Dinner, she reminded herself. It was just dinner. In any case she was curious about him, how he lived. "All right. I'll come by."

"Good." With one hand still holding hers, he cupped the back of her head, inched her closer. Her nerves were already sizzling when she remembered to lift a protesting hand to his chest.

"Murphy-"

"I'm only going to kiss you," he murmured.

There was no only about it. His eyes stayed open, aware, alive on hers as his mouth lowered. They were the last thing she saw, that vivid, stunning blue, before she went deaf, dumb, and blind.

It was barely a whisper of a touch at first, a light brush of mouth to mouth. He was holding her as if they might slide into a dance at any instant. She thought she might sway, so soft and sweet was that first meeting of lips.

Then they left hers, surprising a sigh out of her as he took his mouth on a slow, luxurious journey of her face. The quiet exploration-her cheeks, her temples, her eyelids-weakened her knees. The trembling started there, and moved up so that she was breathless when his mouth covered hers a second time.

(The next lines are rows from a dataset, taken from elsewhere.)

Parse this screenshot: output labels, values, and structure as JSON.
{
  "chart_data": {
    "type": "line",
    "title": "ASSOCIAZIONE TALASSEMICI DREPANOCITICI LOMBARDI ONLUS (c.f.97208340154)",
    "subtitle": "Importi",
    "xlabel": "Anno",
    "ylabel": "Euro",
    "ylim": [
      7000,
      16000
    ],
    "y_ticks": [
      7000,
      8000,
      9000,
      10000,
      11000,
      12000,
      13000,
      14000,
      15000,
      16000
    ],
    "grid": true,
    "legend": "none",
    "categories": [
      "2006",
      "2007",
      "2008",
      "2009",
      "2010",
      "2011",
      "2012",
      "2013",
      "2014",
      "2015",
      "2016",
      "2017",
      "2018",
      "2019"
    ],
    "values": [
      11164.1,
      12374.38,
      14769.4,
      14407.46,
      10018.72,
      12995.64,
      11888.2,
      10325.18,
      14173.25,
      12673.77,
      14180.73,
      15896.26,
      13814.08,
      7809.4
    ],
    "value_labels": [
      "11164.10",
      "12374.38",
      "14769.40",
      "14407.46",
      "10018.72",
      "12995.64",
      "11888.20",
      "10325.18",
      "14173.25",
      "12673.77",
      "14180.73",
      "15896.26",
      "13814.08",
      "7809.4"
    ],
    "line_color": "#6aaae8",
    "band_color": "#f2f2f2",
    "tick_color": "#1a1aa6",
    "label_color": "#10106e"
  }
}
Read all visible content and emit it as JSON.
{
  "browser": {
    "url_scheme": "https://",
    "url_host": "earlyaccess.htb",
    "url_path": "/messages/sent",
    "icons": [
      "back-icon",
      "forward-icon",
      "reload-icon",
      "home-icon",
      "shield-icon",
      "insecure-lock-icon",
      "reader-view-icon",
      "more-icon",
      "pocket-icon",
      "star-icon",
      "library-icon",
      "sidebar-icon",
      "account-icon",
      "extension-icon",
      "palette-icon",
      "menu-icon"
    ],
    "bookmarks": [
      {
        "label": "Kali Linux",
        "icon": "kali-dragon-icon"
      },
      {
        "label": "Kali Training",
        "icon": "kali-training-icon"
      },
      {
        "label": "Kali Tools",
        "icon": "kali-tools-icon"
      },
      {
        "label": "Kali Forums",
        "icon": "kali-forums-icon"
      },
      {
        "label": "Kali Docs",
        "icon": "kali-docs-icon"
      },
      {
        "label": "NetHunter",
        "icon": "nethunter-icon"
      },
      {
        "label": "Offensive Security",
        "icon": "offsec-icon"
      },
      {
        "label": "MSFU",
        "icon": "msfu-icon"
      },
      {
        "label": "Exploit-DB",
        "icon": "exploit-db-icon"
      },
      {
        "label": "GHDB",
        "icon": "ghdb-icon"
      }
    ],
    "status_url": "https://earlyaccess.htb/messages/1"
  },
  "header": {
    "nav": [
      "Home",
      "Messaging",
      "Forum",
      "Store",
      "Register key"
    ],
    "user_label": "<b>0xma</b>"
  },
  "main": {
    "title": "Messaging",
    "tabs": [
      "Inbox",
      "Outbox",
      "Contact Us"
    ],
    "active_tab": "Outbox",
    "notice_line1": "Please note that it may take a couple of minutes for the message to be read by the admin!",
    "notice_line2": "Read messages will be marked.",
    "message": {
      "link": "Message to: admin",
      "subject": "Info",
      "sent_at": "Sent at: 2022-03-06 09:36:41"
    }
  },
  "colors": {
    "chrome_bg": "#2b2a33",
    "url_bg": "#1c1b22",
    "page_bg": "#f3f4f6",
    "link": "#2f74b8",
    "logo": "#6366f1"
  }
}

Deeper now, slowly. Her lips parted, and the welcome sounded in her throat. Her hand slid up to his shoulder, gripped, then went limp. She could smell horses and grass, and something like lightning in the air.

He'd come back, was all she could think before her head went swimming into dreams.

She was everything he'd wanted. To hold her like this, to feel her tremble with the same need that shook inside him was beyond glorious. Her mouth seemed to have been fashioned to meld with his, and the tastes he found there were dark, mysterious, and ripe.

It was enough, somehow it was enough, to hold back, to suffer the gnawing teeth of a less patient need. He could see how it would be, feel how it would be, to lie down in the warm grass with her, to pin her beneath him, body to body and flesh to flesh. How she would move under and against him, willing and eager and fluid. And at last, at long last, to bury himself inside her.

But this time her mouth was enough. He let himself linger, and savor and possess, drawing away gently, and with the promise of more.

His hands wanted to shake. To soothe them, he skimmed them over her face and into her hair. Her cheeks were flushed, making her, to his eye, even lovelier. How could he have forgotten how slim she was, like a willow, or how much truth and beauty could shine from her eyes.

His hand paused in her hair, and his brows drew together as image shifted over image.

"Your hair was longer then, and your cheeks were wet from rain."

Her head was spinning, actually spinning. She had always believed that was a ridiculous romantic cliche. But she had to put a hand to her temple to steady herself. "What?"

"Another time we met here." He smiled again. It was easy for him to accept such things as visions and magic, just as he could accept that his heart had been lost long before that first lovely taste of her. "I've wanted to kiss you for a long time."

"We haven't known each other a long time."

"We have. Shall I do it again, and remind you?"

"I don't think so." No matter how foolish it made her feel, she held up a hand to stop him. "That was a little more potent that I'd expected, and I think we'd both be better off ... pacing ourselves."